Since we deal with the wavelet method, it is very common to consider Besov spaces as functional spaces because they are characterized in terms of wavelet coefficients as follows. Besov spaces depend on three parameters \(s > 0\), \(1< p<\infty \), and \(1< q<\infty \) and are denoted by \(B^{s}_{pq}\). Let \(f\in L_{2}({\mathbb{R}}^{d})\) (that is, \(L_{2}( {\mathbb{R}}^{2})\) in our paper), and let \(s< r\) (wavelet regularity).
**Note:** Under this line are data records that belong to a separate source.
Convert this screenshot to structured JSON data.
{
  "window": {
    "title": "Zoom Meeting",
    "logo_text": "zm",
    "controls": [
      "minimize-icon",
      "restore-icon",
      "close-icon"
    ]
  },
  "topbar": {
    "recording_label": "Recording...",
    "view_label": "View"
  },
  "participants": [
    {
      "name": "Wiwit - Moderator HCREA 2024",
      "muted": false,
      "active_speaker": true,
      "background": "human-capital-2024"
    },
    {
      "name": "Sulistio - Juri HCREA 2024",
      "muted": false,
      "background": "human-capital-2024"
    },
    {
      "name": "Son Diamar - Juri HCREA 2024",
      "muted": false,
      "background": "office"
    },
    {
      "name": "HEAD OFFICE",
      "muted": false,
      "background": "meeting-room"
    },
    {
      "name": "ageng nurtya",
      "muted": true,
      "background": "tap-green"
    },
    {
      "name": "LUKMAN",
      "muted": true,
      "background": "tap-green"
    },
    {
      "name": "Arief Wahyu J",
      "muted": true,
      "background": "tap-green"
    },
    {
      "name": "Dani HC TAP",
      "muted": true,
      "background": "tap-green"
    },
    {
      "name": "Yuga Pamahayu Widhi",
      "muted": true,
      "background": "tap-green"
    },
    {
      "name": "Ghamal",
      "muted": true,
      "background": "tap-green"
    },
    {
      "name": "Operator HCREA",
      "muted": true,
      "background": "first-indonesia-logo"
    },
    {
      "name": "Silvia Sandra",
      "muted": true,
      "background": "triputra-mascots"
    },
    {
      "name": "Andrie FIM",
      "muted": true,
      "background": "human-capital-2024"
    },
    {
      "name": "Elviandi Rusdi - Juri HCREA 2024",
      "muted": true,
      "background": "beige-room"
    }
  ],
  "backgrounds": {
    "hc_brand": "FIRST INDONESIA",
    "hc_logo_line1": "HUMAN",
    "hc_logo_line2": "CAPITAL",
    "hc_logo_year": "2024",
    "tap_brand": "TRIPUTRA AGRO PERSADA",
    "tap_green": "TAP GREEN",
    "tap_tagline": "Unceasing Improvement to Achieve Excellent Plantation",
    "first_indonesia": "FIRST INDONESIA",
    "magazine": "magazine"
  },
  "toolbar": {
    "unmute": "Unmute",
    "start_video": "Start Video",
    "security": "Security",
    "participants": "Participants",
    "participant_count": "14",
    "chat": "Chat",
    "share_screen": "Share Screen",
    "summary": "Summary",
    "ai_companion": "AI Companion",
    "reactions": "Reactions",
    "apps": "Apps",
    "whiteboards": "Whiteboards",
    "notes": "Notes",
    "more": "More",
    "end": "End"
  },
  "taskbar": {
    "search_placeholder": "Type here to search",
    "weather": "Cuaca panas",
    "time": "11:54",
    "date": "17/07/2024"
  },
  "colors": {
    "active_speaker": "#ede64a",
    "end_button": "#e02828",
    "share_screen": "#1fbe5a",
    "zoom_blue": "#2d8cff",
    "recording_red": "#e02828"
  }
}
Define the sequence norm of the wavelet coefficients of a function \(f\in B^{s}_{pq}\) by
$$\begin{aligned} \vert f_{B^{s}_{pq}} \vert = {\biggl(\sum_{k\in \mathbb{Z}^{2}} \vert \alpha _{j_{0}k} \vert ^{p}\biggr)} ^{1/p}+ { \biggl(\sum_{j\geq j_{0}}\biggl[2^{j_{0}(s+d(1/2-1/p))} \biggl( \sum _{k\in \mathbb{Z}^{2}} \vert \beta _{j,k} \vert ^{p}\biggr)^{1/p}\biggr]^{q}\biggr)}^{1/q}, \end{aligned}$$
where \(( \vert \beta _{j,k} \vert ^{p})^{1/p} = (\sum_{k\in \mathbb{Z}^{2}} \sum_{\epsilon \in S_{2}} \vert \beta _{j,k}^{\epsilon } \vert ^{p})^{1/p}\). We assume that the copula function c belongs to a Besov space.